Circos plot representing the genetic variants found by genome-wide association study for atrial fibrillation (AF) and AF risk factors. The outer ring represents the chromosomes and the inner rings detail the location of different single nucleotide polymorphisms related to AF and AF risk factors. The colors represent each phenotype or AF risk factor. AF, atrial fibrillation; BMI, body mass index; CHD, coronary heart disease; CRP, C-reactive protein; CSF, cardiac structure and function; DBP, diastolic blood pressure; DM, diabetes mellitus; ECG, electrocardiographic traits; echo, echocardiographic traits; HF, heart failure; HTN, hypertension; MI, myocardial infarction; PR, PR interval; SBP, systolic blood pressure. See electronic supplement for methods.

Figure 6

The figure summarizes the identified genetic associations of atrial fibrillation (AF) and future areas of genetic study. Investigators have identified Mendelian families with AF genes having large effect size but rare frequency. Both candidate gene studies and genome-wide association studies (GWAS) have identified variants and loci with low-to-modest effect sizes. Among the two study types, candidate gene studies have tended to report larger effect sizes. Such an overestimation of effect size has been described in a phrase borrowed from economics as the “winner’s curse.” In contrast GWAS have identified three distinct loci with low-to-modest effect sizes. Sequencing efforts may fill a substantive genomic gap by identifying unrecognized low-frequency variants with moderate effect sizes.

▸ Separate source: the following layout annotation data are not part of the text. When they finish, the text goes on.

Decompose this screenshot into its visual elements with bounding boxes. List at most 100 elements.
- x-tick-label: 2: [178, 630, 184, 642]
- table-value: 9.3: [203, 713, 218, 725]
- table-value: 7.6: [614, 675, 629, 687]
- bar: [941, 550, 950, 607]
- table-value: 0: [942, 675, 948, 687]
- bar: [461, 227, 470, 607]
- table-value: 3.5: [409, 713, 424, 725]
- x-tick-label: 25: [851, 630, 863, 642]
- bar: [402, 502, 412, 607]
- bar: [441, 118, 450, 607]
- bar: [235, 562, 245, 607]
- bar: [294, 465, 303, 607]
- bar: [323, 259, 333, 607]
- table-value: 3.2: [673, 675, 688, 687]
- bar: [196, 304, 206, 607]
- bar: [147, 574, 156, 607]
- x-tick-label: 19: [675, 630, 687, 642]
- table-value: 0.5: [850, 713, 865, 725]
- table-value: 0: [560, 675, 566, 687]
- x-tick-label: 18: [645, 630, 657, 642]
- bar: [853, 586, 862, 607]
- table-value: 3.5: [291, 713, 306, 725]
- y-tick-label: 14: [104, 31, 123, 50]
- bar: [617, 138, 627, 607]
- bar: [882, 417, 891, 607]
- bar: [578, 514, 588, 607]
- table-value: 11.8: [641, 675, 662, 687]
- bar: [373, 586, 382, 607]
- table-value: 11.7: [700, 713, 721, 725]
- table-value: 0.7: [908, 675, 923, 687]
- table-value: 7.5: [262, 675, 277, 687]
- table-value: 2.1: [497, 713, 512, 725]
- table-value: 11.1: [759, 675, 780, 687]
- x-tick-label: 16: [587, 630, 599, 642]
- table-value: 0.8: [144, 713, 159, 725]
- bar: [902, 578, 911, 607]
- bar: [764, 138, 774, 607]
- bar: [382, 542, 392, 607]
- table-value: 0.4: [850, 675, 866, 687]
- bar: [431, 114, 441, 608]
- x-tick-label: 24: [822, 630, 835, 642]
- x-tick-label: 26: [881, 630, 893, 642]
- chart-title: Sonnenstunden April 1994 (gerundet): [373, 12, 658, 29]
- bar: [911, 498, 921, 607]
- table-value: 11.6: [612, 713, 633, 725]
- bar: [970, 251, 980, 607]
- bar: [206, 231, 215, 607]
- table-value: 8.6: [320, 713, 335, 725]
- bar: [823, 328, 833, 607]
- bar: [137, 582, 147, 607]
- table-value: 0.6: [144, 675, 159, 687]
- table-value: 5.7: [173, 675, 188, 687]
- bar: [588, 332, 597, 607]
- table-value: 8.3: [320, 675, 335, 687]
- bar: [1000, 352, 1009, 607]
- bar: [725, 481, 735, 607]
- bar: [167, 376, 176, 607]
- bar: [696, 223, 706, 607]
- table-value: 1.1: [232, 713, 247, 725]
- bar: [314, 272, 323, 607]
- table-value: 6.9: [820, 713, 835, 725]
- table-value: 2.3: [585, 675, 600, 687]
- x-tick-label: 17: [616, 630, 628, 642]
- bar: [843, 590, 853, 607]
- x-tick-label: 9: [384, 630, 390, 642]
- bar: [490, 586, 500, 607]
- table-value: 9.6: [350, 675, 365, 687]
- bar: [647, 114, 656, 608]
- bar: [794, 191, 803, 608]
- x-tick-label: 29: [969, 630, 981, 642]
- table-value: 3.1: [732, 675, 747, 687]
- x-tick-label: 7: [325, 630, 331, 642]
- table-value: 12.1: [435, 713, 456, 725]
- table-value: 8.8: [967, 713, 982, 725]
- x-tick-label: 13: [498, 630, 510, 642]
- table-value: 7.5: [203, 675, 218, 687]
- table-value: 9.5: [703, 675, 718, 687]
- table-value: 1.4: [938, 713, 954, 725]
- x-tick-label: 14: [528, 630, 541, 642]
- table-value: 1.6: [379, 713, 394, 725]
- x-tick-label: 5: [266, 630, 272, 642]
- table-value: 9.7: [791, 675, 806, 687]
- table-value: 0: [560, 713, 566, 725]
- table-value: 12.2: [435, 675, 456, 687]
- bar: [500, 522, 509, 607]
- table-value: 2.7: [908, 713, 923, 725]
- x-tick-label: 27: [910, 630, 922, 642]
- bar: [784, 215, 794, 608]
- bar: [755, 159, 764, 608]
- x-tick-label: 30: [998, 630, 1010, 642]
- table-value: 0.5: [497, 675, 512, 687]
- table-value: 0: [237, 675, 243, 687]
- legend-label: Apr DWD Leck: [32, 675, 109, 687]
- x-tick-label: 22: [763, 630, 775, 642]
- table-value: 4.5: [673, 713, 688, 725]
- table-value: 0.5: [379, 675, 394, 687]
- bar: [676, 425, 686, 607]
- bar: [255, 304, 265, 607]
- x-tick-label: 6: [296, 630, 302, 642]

As a prominent component of the population attributable risk (see Figure 3) remains unknown, further genetic study may contribute additional insights into the etiology of AF. Figure modified from Manolio et al.

Figure 7

The figure shows the informational flow which comprises the systems biology approach. Genetic loci provide targets for epigenomic, transcriptomic, proteomic and metabolomic investigations. Epidemiologic investigations identify risk factors. In turn, systems biology translates epidemiologic and genomic pathways, providing insight into electrical and structural substrates. Systems biology in turn may yield novel hypotheses for risk factors, target intermediate endophenotypes for genetic dissection, or elucidate novel up-stream targets for therapeutic intervention. HTN, hypertension; HF, heart failure; SDB, sleep disordered breathing; LA, left atrial.